The exhibition begins with her series Watch me drop this tight skin to the floor and explode, see me erupting, bubbling, shedding, lactating. It soothes your soul to know how mangled she is at the core (2024). The trio of works depicts crouching figures in various states of becoming unbodied: limbs twist and flail, breasts multiply and implode, phallic forms are thrust out and swinging. Their toothy mouths are wide with fury, skins are being shed, the layers are coming off. There is a deep feminine truth that resonates within this series: the universal desire to scream into the void.

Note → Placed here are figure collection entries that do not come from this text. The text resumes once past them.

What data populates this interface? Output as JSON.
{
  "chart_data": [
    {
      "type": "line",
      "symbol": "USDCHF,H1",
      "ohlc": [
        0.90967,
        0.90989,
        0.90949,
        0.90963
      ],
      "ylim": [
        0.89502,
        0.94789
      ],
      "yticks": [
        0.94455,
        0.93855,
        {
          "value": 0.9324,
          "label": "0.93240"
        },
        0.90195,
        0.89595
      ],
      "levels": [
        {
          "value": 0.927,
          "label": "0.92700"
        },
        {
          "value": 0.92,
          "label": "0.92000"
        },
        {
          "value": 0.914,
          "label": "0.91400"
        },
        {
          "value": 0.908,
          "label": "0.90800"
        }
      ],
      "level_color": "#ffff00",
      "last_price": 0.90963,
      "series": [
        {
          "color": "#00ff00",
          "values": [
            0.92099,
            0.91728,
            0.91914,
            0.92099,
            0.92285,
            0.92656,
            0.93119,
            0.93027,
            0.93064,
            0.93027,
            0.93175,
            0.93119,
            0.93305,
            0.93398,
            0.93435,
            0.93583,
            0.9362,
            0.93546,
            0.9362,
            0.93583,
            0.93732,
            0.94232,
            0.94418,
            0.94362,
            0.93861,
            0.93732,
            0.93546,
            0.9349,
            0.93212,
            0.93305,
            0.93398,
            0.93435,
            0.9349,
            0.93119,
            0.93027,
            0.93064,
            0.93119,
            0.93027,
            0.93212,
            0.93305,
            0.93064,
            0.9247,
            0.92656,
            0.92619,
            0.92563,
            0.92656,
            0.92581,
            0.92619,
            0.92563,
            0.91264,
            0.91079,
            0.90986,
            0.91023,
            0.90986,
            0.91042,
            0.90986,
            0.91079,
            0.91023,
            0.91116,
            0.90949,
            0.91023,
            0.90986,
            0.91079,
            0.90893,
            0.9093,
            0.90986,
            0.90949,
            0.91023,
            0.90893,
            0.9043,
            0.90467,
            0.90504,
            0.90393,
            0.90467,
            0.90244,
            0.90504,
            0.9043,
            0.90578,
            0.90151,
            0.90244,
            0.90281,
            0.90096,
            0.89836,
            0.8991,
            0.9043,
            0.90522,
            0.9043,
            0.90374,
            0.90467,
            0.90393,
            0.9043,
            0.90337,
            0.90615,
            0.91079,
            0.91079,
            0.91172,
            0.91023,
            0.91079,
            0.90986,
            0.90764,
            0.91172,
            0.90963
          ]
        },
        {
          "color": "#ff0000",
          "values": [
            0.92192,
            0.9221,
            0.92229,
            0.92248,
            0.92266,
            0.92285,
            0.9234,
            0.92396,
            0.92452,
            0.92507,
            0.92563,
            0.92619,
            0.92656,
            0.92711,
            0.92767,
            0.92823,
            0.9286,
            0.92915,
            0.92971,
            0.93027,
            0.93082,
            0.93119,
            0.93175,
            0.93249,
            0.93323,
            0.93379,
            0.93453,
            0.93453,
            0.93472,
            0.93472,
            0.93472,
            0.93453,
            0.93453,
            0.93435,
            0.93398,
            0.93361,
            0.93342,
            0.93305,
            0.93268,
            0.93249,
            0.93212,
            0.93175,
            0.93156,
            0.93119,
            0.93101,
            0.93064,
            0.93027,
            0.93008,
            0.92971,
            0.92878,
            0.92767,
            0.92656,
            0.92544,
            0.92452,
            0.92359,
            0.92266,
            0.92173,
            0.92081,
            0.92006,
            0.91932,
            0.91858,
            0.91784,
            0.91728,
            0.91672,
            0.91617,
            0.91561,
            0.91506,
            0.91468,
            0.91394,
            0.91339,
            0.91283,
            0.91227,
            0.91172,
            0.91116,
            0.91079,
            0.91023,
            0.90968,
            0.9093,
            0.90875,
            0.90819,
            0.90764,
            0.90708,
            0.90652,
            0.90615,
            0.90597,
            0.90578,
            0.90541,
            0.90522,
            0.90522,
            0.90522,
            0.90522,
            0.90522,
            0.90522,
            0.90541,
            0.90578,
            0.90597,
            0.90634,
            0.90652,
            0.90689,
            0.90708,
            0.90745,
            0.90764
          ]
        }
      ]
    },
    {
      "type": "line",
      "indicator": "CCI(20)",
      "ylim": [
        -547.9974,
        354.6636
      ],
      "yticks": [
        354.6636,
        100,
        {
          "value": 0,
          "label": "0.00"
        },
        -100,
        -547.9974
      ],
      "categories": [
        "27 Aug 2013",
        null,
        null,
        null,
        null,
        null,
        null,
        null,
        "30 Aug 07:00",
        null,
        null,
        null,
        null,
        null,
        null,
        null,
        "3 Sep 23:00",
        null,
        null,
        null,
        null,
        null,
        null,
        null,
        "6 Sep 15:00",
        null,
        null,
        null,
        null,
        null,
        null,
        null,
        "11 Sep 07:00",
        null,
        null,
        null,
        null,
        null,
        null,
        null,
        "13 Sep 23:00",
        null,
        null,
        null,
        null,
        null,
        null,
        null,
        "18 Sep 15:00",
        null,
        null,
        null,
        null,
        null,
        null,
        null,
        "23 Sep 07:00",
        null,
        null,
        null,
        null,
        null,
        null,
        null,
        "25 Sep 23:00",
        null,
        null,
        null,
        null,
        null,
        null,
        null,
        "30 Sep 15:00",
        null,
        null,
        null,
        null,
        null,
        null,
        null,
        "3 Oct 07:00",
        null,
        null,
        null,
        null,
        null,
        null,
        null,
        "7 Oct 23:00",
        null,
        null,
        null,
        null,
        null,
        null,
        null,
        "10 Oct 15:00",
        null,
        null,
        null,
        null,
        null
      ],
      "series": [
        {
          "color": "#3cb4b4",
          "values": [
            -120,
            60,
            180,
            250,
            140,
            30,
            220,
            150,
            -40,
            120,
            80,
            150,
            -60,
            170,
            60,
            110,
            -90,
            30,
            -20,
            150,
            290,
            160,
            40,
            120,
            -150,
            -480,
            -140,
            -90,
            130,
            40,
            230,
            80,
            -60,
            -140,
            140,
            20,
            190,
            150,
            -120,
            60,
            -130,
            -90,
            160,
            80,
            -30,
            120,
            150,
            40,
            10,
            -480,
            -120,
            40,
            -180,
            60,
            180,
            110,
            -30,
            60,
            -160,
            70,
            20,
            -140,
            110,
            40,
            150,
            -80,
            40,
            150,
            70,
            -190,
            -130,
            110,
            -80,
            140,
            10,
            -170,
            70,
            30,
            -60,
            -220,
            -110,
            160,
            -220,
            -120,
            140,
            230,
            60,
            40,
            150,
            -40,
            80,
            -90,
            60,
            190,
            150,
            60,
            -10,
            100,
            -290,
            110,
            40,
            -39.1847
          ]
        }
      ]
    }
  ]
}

In contrast, the first work Culley made for the show is a small self-portrait, Give us a kiss on the lips (2024), which she painted after reflecting on an unwanted advance she encountered as a teenager with a prominent male figure in the arts. While the work also shows her mouth hanging open, imprinted with a red dollar sign, it’s not yet enraged; rather, it is docile, confused, as if a doctor has said ‘Say AH!’ before trapping her tongue for a general oral check-up. “When women express an anger powerful enough to move the story, they’re almost immediately demonised,” explains Culley, “I no longer want to contribute to the greater silencing. I can’t bear the shame of it. But the web of deception is systematic, men bury secrets to protect each other. Though I’ll no longer let it be implied that rage is an irrational emotion for women.” This piece stands as an infant precursor and manifesto to the trials and tribulations of being a woman and the ideas that Culley would later become aware of, navigate and endure.
Amongst her signature characters emerge the borderless bodies of new psychological life forms, dubbed ‘fear fairies’. Culley imagines them as manifestations of her anxiety, which she once caged and locked inside of herself but are now writ large: menacing, agitated, and bursting with energy. Babe, you’re on fire with green edged flames, this healing feeling burns (2024) depicts a fear fairy hovering in flight, its beating wings outstretched in a melting pot of vivid hues. Giving way to a monstrous form erupting from within, from its centre swarms a beastly gaze, illuminating other possible faces within the same frame (her wings, head, the sky). Yet there is also a soothing fluidity about this creature, an elemental calm that comes with being set free. Through her, we can better understand our many changeable parts and the nature of the multifaceted feminine.
Reconciling compositions that toe the line between disorder and euphoria, Culley attempts to find peace between conflicting realms, simultaneously acknowledging the impossibility of the task at hand. By tearing open, breaking down and reaching for the truest parts of herself, she ultimately connects her stories with others—parallel, parallel.